Braun opposes the Affordable Care Act, supported efforts at the congressional level to repeal it, and supports a lawsuit to roll it back. Braun has called for "free-market competition" and "market-driven" solutions on health care. During his 2018 Senate campaign, he criticized incumbent Democratic Senator Joe Donnelly as a "defender of Obamacare." He expressed support for keeping in place protections for individuals with preexisting conditions; Politico and PolitiFact noted that both the House efforts and the lawsuit to repeal the Affordable Care Act, which Braun supported, would weaken protections for preexisting conditions.
Immigration
Braun has said, "building the wall must be the first step to any solution" on illegal immigration. He opposes a pathway to citizenship for undocumented immigrants who came to the United States as minors, known as DREAMers.
Tax reform
Braun supported the Tax Cuts and Jobs Act of 2017, the Republican Party's tax reform bill. He said the tax reform bill was "revenue-neutral"; the nonpartisan Congressional Budget Office estimated that the bill would increase U.S. debt. Braun has called for cuts to the U.S. budget, saying that the U.S. "has a spending problem."
Free trade
In 2018, Braun supported President Trump's trade and tariff policies, saying that they have "yielded phenomenal results." Previously, he supported free trade policies.
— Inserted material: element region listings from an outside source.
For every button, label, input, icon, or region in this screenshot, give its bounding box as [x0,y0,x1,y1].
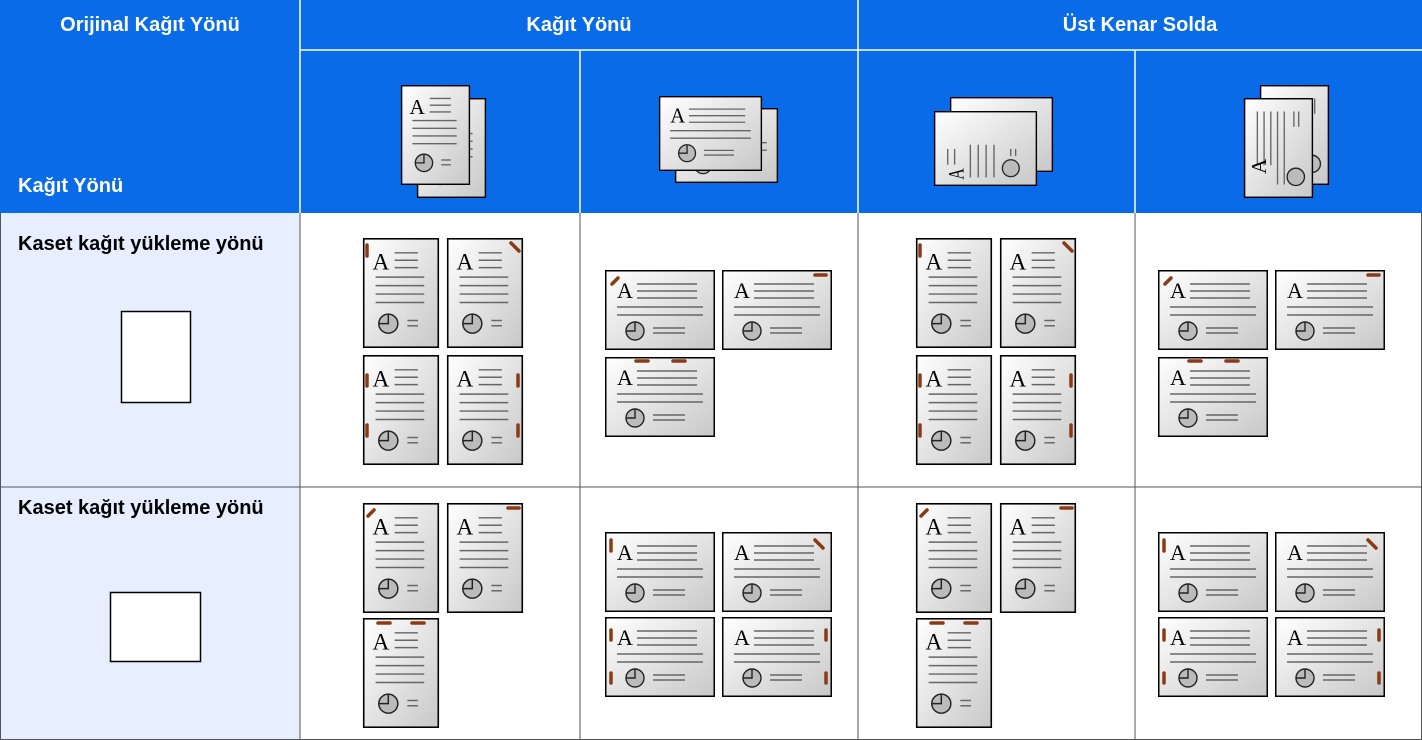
header-cell: Kağıt Yönü [18,175,124,197]
row-label: Kaset kağıt yükleme yönü [18,497,264,519]
header-cell: Kağıt Yönü [526,14,632,36]
header-cell: Üst Kenar Solda [1062,14,1218,36]
header-cell: Orijinal Kağıt Yönü [60,14,240,36]
row-label: Kaset kağıt yükleme yönü [18,233,264,255]
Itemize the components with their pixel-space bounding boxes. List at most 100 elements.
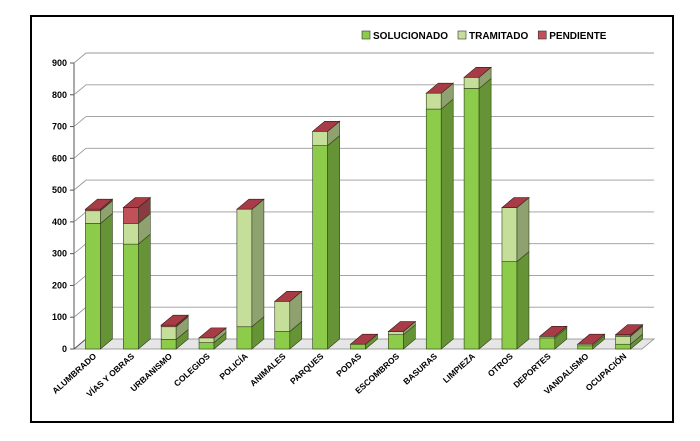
bar-front — [160, 339, 177, 350]
category-label: LIMPIEZA — [441, 351, 477, 385]
bar-top — [425, 82, 455, 94]
bar-side — [440, 98, 454, 350]
bar-front — [312, 131, 328, 146]
gridline — [73, 52, 654, 64]
legend-swatch — [361, 30, 371, 40]
bar-segment — [425, 98, 454, 350]
bar-side — [516, 196, 530, 263]
y-tick-label: 700 — [52, 122, 67, 132]
bar-front — [539, 337, 556, 350]
bar-segment — [85, 200, 113, 225]
bar-segment — [615, 333, 643, 350]
legend-swatch — [457, 30, 467, 40]
y-tick-label: 300 — [52, 249, 67, 259]
category-label: URBANISMO — [128, 351, 174, 394]
y-tick-label: 100 — [52, 312, 67, 322]
y-tick-label: 800 — [52, 90, 67, 100]
legend-label: TRAMITADO — [469, 31, 528, 42]
bar-top — [273, 291, 303, 302]
bar-segment — [501, 250, 530, 350]
bar-segment — [312, 120, 340, 147]
category-label: PARQUES — [288, 351, 326, 386]
bar-side — [138, 233, 151, 350]
bar-top — [160, 314, 189, 326]
bar-front — [85, 210, 101, 224]
gridline — [73, 116, 654, 127]
chart-walls — [72, 63, 656, 350]
bar-front — [615, 335, 631, 345]
bar-segment — [274, 320, 303, 350]
bar-side — [478, 77, 492, 350]
y-tick-label: 600 — [52, 153, 67, 163]
bar-top — [236, 198, 265, 210]
bar-side — [516, 250, 530, 350]
bar-segment — [85, 212, 113, 350]
legend-label: PENDIENTE — [549, 31, 607, 42]
legend-label: SOLUCIONADO — [373, 31, 448, 42]
gridline — [73, 211, 654, 223]
gridline — [73, 84, 654, 96]
bar-top — [84, 198, 114, 210]
bar-top — [539, 325, 568, 337]
axis-depth-line — [73, 338, 87, 350]
bar-front — [274, 301, 291, 332]
chart-frame: 0 100 200 300 400 500 600 700 800 900 ALUMBRADO VÍ… — [30, 15, 674, 423]
bar-front — [388, 331, 404, 335]
category-label: POLICÍA — [217, 351, 249, 382]
bar-front — [463, 88, 480, 350]
y-axis: 0 100 200 300 400 500 600 700 800 900 — [52, 58, 74, 354]
y-tick-label: 400 — [52, 217, 67, 227]
bar-front — [123, 243, 139, 350]
bar-front — [463, 76, 480, 89]
gridlines — [73, 52, 654, 318]
gridline — [73, 243, 654, 255]
bar-segment — [463, 77, 492, 350]
bar-segment — [425, 82, 454, 110]
bar-front — [577, 345, 594, 350]
bar-side — [100, 212, 113, 350]
bar-front — [85, 223, 101, 350]
category-label: ANIMALES — [248, 351, 288, 388]
bar-front — [425, 92, 442, 110]
category-label: BASURAS — [401, 351, 439, 387]
legend: SOLUCIONADO TRAMITADO PENDIENTE — [361, 30, 607, 42]
bars — [84, 66, 644, 350]
bar-front — [615, 343, 631, 350]
y-tick-label: 200 — [52, 280, 67, 290]
bar-front — [312, 145, 328, 350]
bar-front — [236, 326, 253, 350]
bar-segment — [236, 198, 265, 328]
category-label: OTROS — [486, 351, 515, 379]
gridline — [73, 274, 654, 286]
bar-top — [387, 321, 417, 332]
bar-top — [614, 324, 644, 336]
bar-front — [350, 343, 366, 350]
gridline — [73, 179, 654, 191]
bar-top — [463, 66, 492, 78]
bar-segment — [160, 316, 189, 341]
bar-top — [122, 197, 152, 208]
bar-front — [501, 261, 518, 350]
bar-front — [198, 342, 215, 350]
legend-swatch — [537, 30, 547, 40]
bar-front — [388, 334, 404, 350]
y-tick-label: 900 — [52, 58, 67, 68]
category-label: COLEGIOS — [172, 351, 212, 389]
bar-segment — [123, 233, 151, 350]
bar-front — [160, 326, 177, 340]
bar-front — [198, 337, 215, 343]
bar-chart: 0 100 200 300 400 500 600 700 800 900 ALUMBRADOVÍ… — [50, 30, 656, 399]
bar-top — [576, 333, 606, 345]
gridline — [73, 306, 654, 318]
gridline — [73, 147, 654, 159]
bar-side — [251, 198, 265, 328]
bar-top — [501, 197, 530, 208]
bar-top — [311, 121, 341, 132]
bar-front — [501, 207, 518, 262]
y-tick-label: 500 — [52, 185, 67, 195]
bar-front — [425, 108, 442, 350]
category-label: PODAS — [334, 351, 363, 379]
bar-segment — [312, 134, 340, 350]
bar-side — [327, 134, 340, 350]
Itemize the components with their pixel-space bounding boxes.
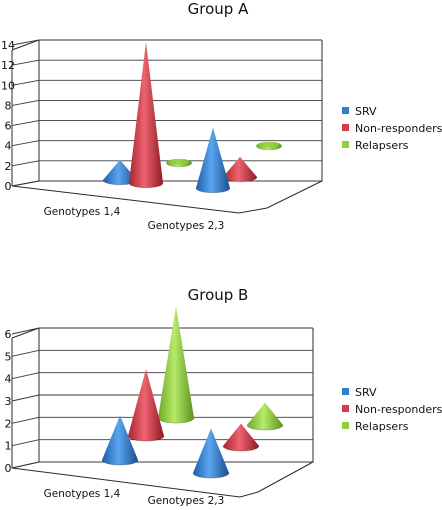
y-tick-label: 4 bbox=[5, 140, 12, 153]
y-tick-label: 8 bbox=[5, 99, 12, 112]
gridline-side bbox=[11, 349, 40, 357]
legend-swatch-non-responders bbox=[342, 405, 349, 412]
y-tick-label: 14 bbox=[1, 39, 15, 52]
x-tick-label: Genotypes 1,4 bbox=[44, 206, 121, 218]
chart-group-b: Group B 0 1 2 3 4 5 6 Genotypes 1,4 Genotypes … bbox=[5, 286, 442, 507]
cone-srv-2 bbox=[192, 428, 230, 479]
y-tick-label: 12 bbox=[1, 59, 15, 72]
gridline-side bbox=[11, 394, 40, 402]
y-axis-ticks: 0 1 2 3 4 5 6 bbox=[5, 328, 12, 475]
legend-label: SRV bbox=[355, 386, 377, 399]
gridline-side bbox=[11, 327, 40, 335]
legend-label: Relapsers bbox=[355, 139, 409, 152]
x-tick-label: Genotypes 2,3 bbox=[148, 220, 225, 232]
chart-marks bbox=[101, 306, 284, 479]
cone-non-responders-1 bbox=[127, 369, 165, 442]
y-tick-label: 0 bbox=[5, 462, 12, 475]
legend-swatch-relapsers bbox=[342, 141, 349, 148]
cone-srv-2 bbox=[195, 127, 231, 194]
chart-marks bbox=[102, 42, 282, 194]
legend-swatch-srv bbox=[342, 107, 349, 114]
gridline-side bbox=[11, 140, 40, 147]
gridline-side bbox=[11, 372, 40, 380]
y-tick-label: 10 bbox=[1, 79, 15, 92]
legend: SRV Non-responders Relapsers bbox=[342, 105, 442, 152]
plot-area bbox=[11, 39, 323, 214]
gridline-side bbox=[11, 120, 40, 127]
y-tick-label: 0 bbox=[5, 180, 12, 193]
y-tick-label: 6 bbox=[5, 328, 12, 341]
y-tick-label: 5 bbox=[5, 350, 12, 363]
y-tick-label: 2 bbox=[5, 417, 12, 430]
y-axis-ticks: 0 2 4 6 8 10 12 14 bbox=[1, 39, 15, 193]
legend-label: SRV bbox=[355, 105, 377, 118]
cone-relapsers-2 bbox=[246, 402, 284, 431]
cone-non-responders-1 bbox=[128, 42, 164, 189]
chart-title: Group A bbox=[188, 0, 249, 18]
gridline-side bbox=[11, 416, 40, 424]
gridline-side bbox=[11, 160, 40, 167]
y-tick-label: 1 bbox=[5, 440, 12, 453]
cone-srv-1 bbox=[101, 415, 139, 466]
y-tick-label: 6 bbox=[5, 120, 12, 133]
legend-label: Relapsers bbox=[355, 420, 409, 433]
floor-edge bbox=[11, 461, 314, 498]
gridline-side bbox=[11, 99, 40, 106]
floor-edge bbox=[11, 180, 323, 214]
gridline-side bbox=[11, 180, 40, 187]
gridline-side bbox=[11, 439, 40, 447]
gridline-side bbox=[11, 39, 40, 46]
cone-relapsers-2 bbox=[256, 141, 282, 151]
side-wall-top bbox=[11, 39, 40, 51]
legend-label: Non-responders bbox=[355, 403, 442, 416]
y-tick-label: 3 bbox=[5, 395, 12, 408]
legend-swatch-relapsers bbox=[342, 422, 349, 429]
y-tick-label: 4 bbox=[5, 373, 12, 386]
legend-swatch-non-responders bbox=[342, 124, 349, 131]
cone-relapsers-1 bbox=[166, 158, 192, 168]
chart-title: Group B bbox=[188, 286, 249, 304]
legend-swatch-srv bbox=[342, 388, 349, 395]
legend: SRV Non-responders Relapsers bbox=[342, 386, 442, 433]
chart-group-a: Group A 0 2 4 6 8 10 12 14 Genotypes 1,4 Genoty… bbox=[1, 0, 442, 232]
gridline-side bbox=[11, 461, 40, 469]
cone-non-responders-2 bbox=[222, 423, 260, 452]
y-tick-label: 2 bbox=[5, 160, 12, 173]
x-tick-label: Genotypes 1,4 bbox=[44, 488, 121, 500]
side-wall-top bbox=[11, 327, 40, 339]
cone-relapsers-1 bbox=[157, 306, 195, 424]
x-tick-label: Genotypes 2,3 bbox=[148, 495, 225, 507]
gridline-side bbox=[11, 79, 40, 86]
gridline-side bbox=[11, 59, 40, 66]
legend-label: Non-responders bbox=[355, 122, 442, 135]
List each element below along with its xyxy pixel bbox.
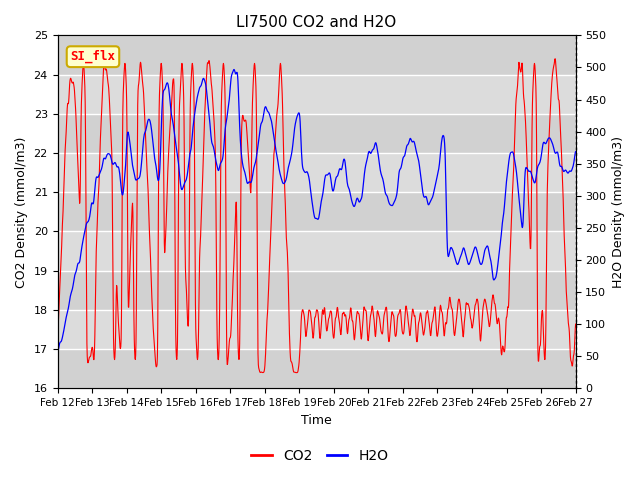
CO2 xyxy=(572,321,579,327)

During Donald Trump's impeachment trial, Mike Braun voted to acquit Trump. When asked if it was acceptable for Trump withhold foreign aid in order to coerce a foreign leader to investigate Joe Biden, Braun said that he did not believe that such behavior was proper but that "it didn't happen." Braun also said that Trump did what he did because Trump was legitimately motivated by a desire to reduce corruption in Ukraine. After he was acquitted, Braun said that Trump "hopefully" learned something from the impeachment trial.
Electoral history
Personal life
Braun and his wife, Maureen, have four children. He is Roman Catholic. Braun's brother, Steve Braun, is also a politician in Indiana.